Já na segunda metade do recém nomeado aos Óscares The Imitation Game (O jogo da imitação, 2014), Alan Turing, um Benedict Cumberbatch de olhar azul cristalino e gravata grená, acusado de assediar um jovem para lhe tocar no pénis é interrogado na esquadra. O polícia bom pergunta-lhe “can machines think?”. Esta pergunta é o objecto do paper académico que Turing apresentou ao mundo em 1950 de nome “Computer Machinery and Intelligence” e no qual, porque ninguém se podia pôr de acordo sobre qual a melhor maneira de definir o que é pensar, substitui por uma outra questão, aparentemente mais prosaica, a de saber se o computador podia jogar o “jogo da imitação”. Daqui partiu o célebre teste de Turing no qual o objectivo seria saber se um sujeito qualquer conseguiria distinguir estar a falar com um homem ou uma máquina.
O mesmo jogo pode ser jogado pelo espectador: é The Imitation Game filmado por uma máquina ou por um homem? O nórdico Morten Tyldum, que até pode ser considerado o melhor realizador deste ano pela Academia, estreia-se a realizar em língua inglesa e à americana. Não é pois de estranhar que a tentação de mostrar uma consciência própria se possa fazer passar por um esperanto, ou seja uma imitação, na linguagem das biopics, subgénero que tenta emoldurar numa sequência de nós dramáticos homogéneos (e que assim a pensam homenagear) a vida de quem quer que seja, a Diana, a Dama de Ferro ou um porco. Ou melhor, Mr. Turner, no dizer do walshiano João Lameira.
No caso do famoso matemático decifrador de puzzles Alan Turing, recentemente “perdoado” pela Coroa Britânica pela sua acusação em 52 de homossexualidade e condenação à castração química em alternativa à prisão, a excepção não se confirma. No “jogo de imitação” dos filmes biográficos o génio é um grande génio insociável, há as personagens que parecem boas mas são más, as que parecem más mas até são boas, os flashbacks para a adolescência, as cenas de insucesso temporário antes do triunfo final e claro, o final amargo que, em loop, parece justificar o sentimento de culpa do espectador, e consequentemente, a homenagem de quem o filmou e de quem agora o vê.
Assim sendo, porque ao contrário do teste de Turing a imitação é tão perfeita que o filme, senhores, é um filme-máquina resta-nos descobrir o filme-homem que nele há. Ainda na cena da esquadra, Cumberbatch pergunta ao polícia se quer jogar o jogo e que para tal basta fazer-lhe uma pergunta. O rosto de perfil entre o equídeo e o manequim de montra, entre a boneco azul do Avatar e o alheamento de Forrest Gump, mostram que Benedict Cumberbatch é o filme-homem que agita a maquinabilidade do herói que deu a ganhar a guerra aos ingleses decifrando-lhes o código mestre das suas operações. Mas como acontecia com outra personagem entre a máquina e o homem, o infilmável Gilbert Simondon, o interessante é que a humanidade deste Turing de Cumberbatch é precisamente um certo-devir máquina que só conseguia dar-se aos outros por imitação do sentir comunitário.

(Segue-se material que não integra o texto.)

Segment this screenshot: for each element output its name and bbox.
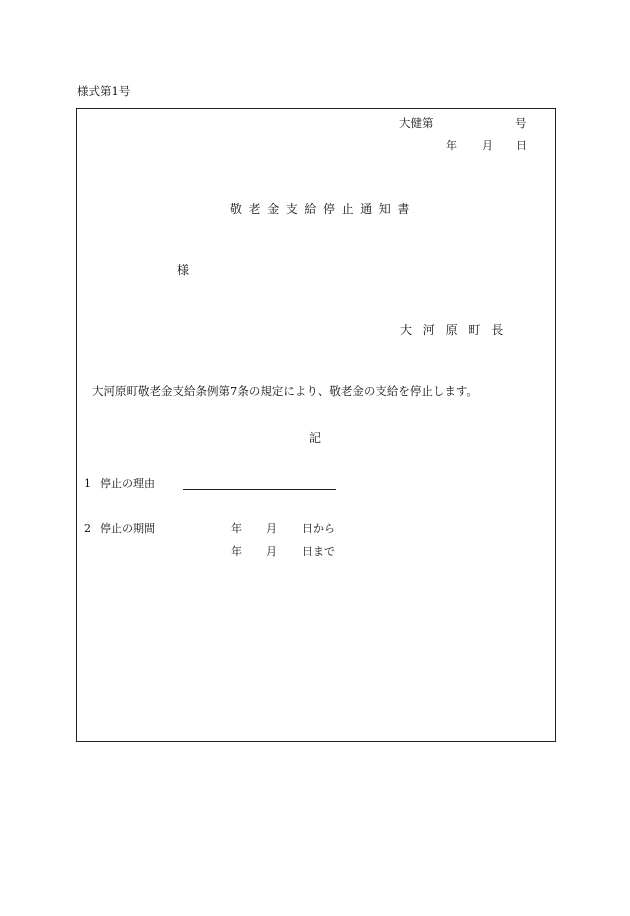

Resta-nos ainda perceber que se Mark Zuckerberg criou o Facebook porque queria espreitar gajas talvez The Imitation Game seja a história de amor impossível entre Turing e o seu colega de escola Christopher, que o gesto frankensteiniano de criação da máquina de Christopher seja a de reposição e recanalização do afecto entre um homem e um homem para o amor entre o homem e a máquina. Numa transição que dá que pensar, Tyldum cola as rodas da máquina de Christopher e o pisar de um capacete de guerra pelo rolar de uma lagarta de um tanque no palco de guerra. Esta imagem que cola o cinema, a técnica e a guerra (esse trio que tão bem dança junto) deixa na sombra essa outra de rodinhas como mamilos, cabos como vermelhos cabelos, interruptores como… vocês percebem.
O final deste exercício de ver por detrás da imitação – “the brain is the screen”, não é? -, de separar as cenouras das ervilhas tem um final conhecido. Turing comeu da maçã do pecado original da homofobia, deixando-nos o rasto da máquina universal que hoje tudo domina. Mas o amor com que a construiu, porque todo o amor é singular, levou-o com ele. E ainda bem, pois senão estaria hoje a escrever-vos este texto a partir do meu Cristóvão.